La discusión entre quienes apostaban por una explicación alejada de cualquier realidad oscura tuvo mucha intensidad. El catálogo de animales u objetos que se puso sobre la mesa fue exorbitante. Algunos de los más prestigiosos biólogos de entonces entraron de lleno en la discusión. Especialmente significativa por la ralea intelectual de su personalidad fue la del paleontólogo británico Richard Owen. Sin embargo, su aportación no convenció a casi nadie. Aseguraba que aquellas huellas habían sido dejadas por un grupo de tejones. Rápidamente se alzaron voces críticas a dicha teoría. Nadie pensaba que un grupo de tejones pudiese haber recorrido 150 kilómetros en una sola noche. Nada entendía que hubiesen podido superar altos muros y cruzar algunos de los anchos ríos que existen en la zona. Otros apostaron por un asno. Pero, ¿qué hacía un asno cojo, saltarín, subiéndose a los tejados de algunas casas, dejando en ellos su huella? Un reverendo negaba la posibilidad de que el demonio hubiese hecho acto de presencia en el condado aquella noche de nieve. En su opinión la hipótesis de que fuese un canguro el que hubiese realizado el paseo más largo de su vida la noche del 7 de febrero de 1855 era la más cercana a la realidad. La gente estaba desconcertada. Las teorías eran cada vez más inverosímiles.

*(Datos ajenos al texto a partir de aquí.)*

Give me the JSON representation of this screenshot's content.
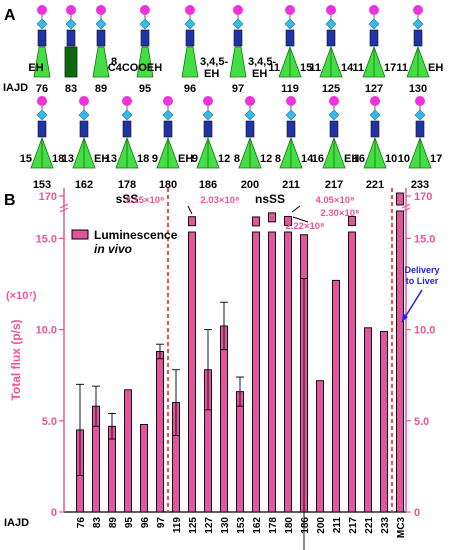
{
  "panel_a": {
    "label": "A",
    "row_prefix": "IAJD",
    "row1": [
      {
        "id": "76",
        "tails": [
          {
            "text": "EH",
            "pos": "c"
          }
        ],
        "shape": "cone"
      },
      {
        "id": "83",
        "tails": [],
        "shape": "rect-dark"
      },
      {
        "id": "89",
        "tails": [
          {
            "text": "8",
            "pos": "r"
          }
        ],
        "shape": "cone"
      },
      {
        "id": "95",
        "tails": [
          {
            "text": "C4COOEH",
            "pos": "c"
          }
        ],
        "shape": "cone"
      },
      {
        "id": "96",
        "tails": [
          {
            "text": "3,4,5-",
            "pos": "r"
          },
          {
            "text": "EH",
            "pos": "r2"
          }
        ],
        "shape": "cone"
      },
      {
        "id": "97",
        "tails": [
          {
            "text": "3,4,5-",
            "pos": "r"
          },
          {
            "text": "EH",
            "pos": "r2"
          }
        ],
        "shape": "cone"
      },
      {
        "id": "119",
        "tails": [
          {
            "text": "11",
            "pos": "l"
          },
          {
            "text": "15",
            "pos": "r"
          }
        ],
        "shape": "double"
      },
      {
        "id": "125",
        "tails": [
          {
            "text": "11",
            "pos": "l"
          },
          {
            "text": "14",
            "pos": "r"
          }
        ],
        "shape": "double"
      },
      {
        "id": "127",
        "tails": [
          {
            "text": "11",
            "pos": "l"
          },
          {
            "text": "17",
            "pos": "r"
          }
        ],
        "shape": "double"
      },
      {
        "id": "130",
        "tails": [
          {
            "text": "11",
            "pos": "l"
          },
          {
            "text": "EH",
            "pos": "r"
          }
        ],
        "shape": "double"
      }
    ],
    "row2": [
      {
        "id": "153",
        "tails": [
          {
            "text": "15",
            "pos": "l"
          },
          {
            "text": "18",
            "pos": "r"
          }
        ],
        "shape": "double"
      },
      {
        "id": "162",
        "tails": [
          {
            "text": "13",
            "pos": "l"
          },
          {
            "text": "EH",
            "pos": "r"
          }
        ],
        "shape": "double"
      },
      {
        "id": "178",
        "tails": [
          {
            "text": "13",
            "pos": "l"
          },
          {
            "text": "18",
            "pos": "r"
          }
        ],
        "shape": "double"
      },
      {
        "id": "180",
        "tails": [
          {
            "text": "9",
            "pos": "l"
          },
          {
            "text": "EH",
            "pos": "r"
          }
        ],
        "shape": "double"
      },
      {
        "id": "186",
        "tails": [
          {
            "text": "9",
            "pos": "l"
          },
          {
            "text": "12",
            "pos": "r"
          }
        ],
        "shape": "double"
      },
      {
        "id": "200",
        "tails": [
          {
            "text": "8",
            "pos": "l"
          },
          {
            "text": "12",
            "pos": "r"
          }
        ],
        "shape": "double"
      },
      {
        "id": "211",
        "tails": [
          {
            "text": "8",
            "pos": "l"
          },
          {
            "text": "14",
            "pos": "r"
          }
        ],
        "shape": "double"
      },
      {
        "id": "217",
        "tails": [
          {
            "text": "16",
            "pos": "l"
          },
          {
            "text": "EH",
            "pos": "r"
          }
        ],
        "shape": "double"
      },
      {
        "id": "221",
        "tails": [
          {
            "text": "16",
            "pos": "l"
          },
          {
            "text": "10",
            "pos": "r"
          }
        ],
        "shape": "double"
      },
      {
        "id": "233",
        "tails": [
          {
            "text": "10",
            "pos": "l"
          },
          {
            "text": "17",
            "pos": "r"
          }
        ],
        "shape": "double"
      }
    ],
    "colors": {
      "head": "#ee33dd",
      "linker": "#33bbee",
      "body": "#2233aa",
      "cone": "#44dd44",
      "cone_edge": "#117711",
      "dark": "#116611"
    }
  },
  "panel_b": {
    "label": "B",
    "group_sss": "sSS",
    "group_nsss": "nsSS",
    "legend": {
      "line1": "Luminescence",
      "line2": "in vivo"
    },
    "ylabel": "Total flux (p/s)",
    "yunit": "(×10⁷)",
    "xprefix": "IAJD",
    "delivery_note": [
      "Delivery",
      "to Liver"
    ],
    "ticks_left": [
      "0",
      "5.0",
      "10.0",
      "15.0",
      "170"
    ],
    "ticks_right": [
      "0",
      "5.0",
      "10.0",
      "15.0",
      "170"
    ],
    "annotations": [
      "2.15×10⁸",
      "2.03×10⁸",
      "4.05×10⁸",
      "2.30×10⁸",
      "2.22×10⁸"
    ],
    "colors": {
      "bar": "#e0569a",
      "axis": "#ee5599",
      "divider": "#ee2222",
      "note": "#2222ee"
    }
  },
  "chart_data": {
    "type": "bar",
    "xlabel": "IAJD",
    "ylabel": "Total flux (p/s) (×10⁷)",
    "categories": [
      "76",
      "83",
      "89",
      "95",
      "96",
      "97",
      "119",
      "125",
      "127",
      "130",
      "153",
      "162",
      "178",
      "180",
      "186",
      "200",
      "211",
      "217",
      "221",
      "233",
      "MC3"
    ],
    "values": [
      4.5,
      5.8,
      4.7,
      6.7,
      4.8,
      8.8,
      6.0,
      21.5,
      7.8,
      10.2,
      6.6,
      20.3,
      40.5,
      23.0,
      15.2,
      7.2,
      12.7,
      22.2,
      10.1,
      9.9,
      170
    ],
    "errors": [
      2.5,
      1.1,
      0.7,
      null,
      null,
      0.4,
      1.8,
      null,
      2.2,
      1.3,
      0.8,
      null,
      null,
      null,
      2.4,
      null,
      null,
      null,
      null,
      null,
      null
    ],
    "groups": [
      {
        "name": "sSS",
        "from": "76",
        "to": "97"
      },
      {
        "name": "nsSS",
        "from": "119",
        "to": "233"
      }
    ],
    "axis_break": [
      17.5,
      165
    ],
    "ylim": [
      0,
      172
    ],
    "grid": false
  }
}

Lionel y Patricia Fanthorpe recordaban en su artículo una de las conjeturas más fabulosas: “Otra interesante hipótesis propuso que una aeronave o globo con la cadena de anclaje rota hubiera sido llevado por las corrientes de viento a través de Devon; parecía posible que sus eslabones hubieran rebotado sobre el terreno nevado dejando en la nieve unas marcas similares a las producidas por una herradura”. Per esa hipótesis estaba llena de contradicciones. “Pero la regularidad y consistencia de las huellas hace que esta teoría sea insostenible. Zarandeada por ráfagas de viento, la aeronave habría perdido y ganado altura, y la supuesta cadena se habría arrastrado por la superficie, dejando un rastro continuo, y uno una serie de marcas individuales. No hay constancia de que en aquellas fechas se perdiera ninguna nave de ese tipo”. Sapos, ranas, liebres y conejos también tuvieron su grado de protagonismo entre aquellas teorías.

"La discusión entre quienes apostaban por una explicación alejada de cualquier realidad oscura tuvo mucha intensidad. El catálogo de animales u objetos que se puso sobre la mesa fue exorbitante".

Mientras, el pueblo tenía miedo. La figura mítica del diablo estaba muy presente en el siglo XIX. Las leyendas se convierten en realidad a los ojos de la gente. Lo desconocido fascina al miedo. Y la descripción de las formas de las huellas, sus aspectos sobrenaturales se amoldaban a las representaciones míticas del diablo. Además, pronto comenzaron a aparecer noticias de nuevas huellas, igual de extrañas en otras partes de Europa. Los medios recogieron que años antes surgieron pisadas similares en una cordillera de Galicia. También habían aparecido en tierras de Escocia, concretamente en Glenorchy. Algunos periodistas recordaron una historia que señalaba que un explorador había hallado huellas similares en unas islas del océano Índico, las Kerguelen, en una espacio natural que carece de animales con cascos en sus patas. Todos los lugares coincidían en ser espacios en los que no existía gran densidad de población, dominados por la naturaleza. Aquellos en los que Belzebú podría sentirse más cómodo y deambular a sus anchas.

Nadie consiguió dar una respuesta al enigma de Devonshire. Con el paso del tiempo las huellas desaparecieron. Los habitantes del condado olvidaron paulatinamente lo ocurrido. El vigor de la rutina derrotó al miedo. Pero desde entonces el nombre de Devonshire quedó unido a Satanás. No es para menos. Quizás una gélida noche del mes de noviembre de 1855, el demonio visitó Devonshire y allí habría dejado firma: sus huellas selladas sobre la nieve.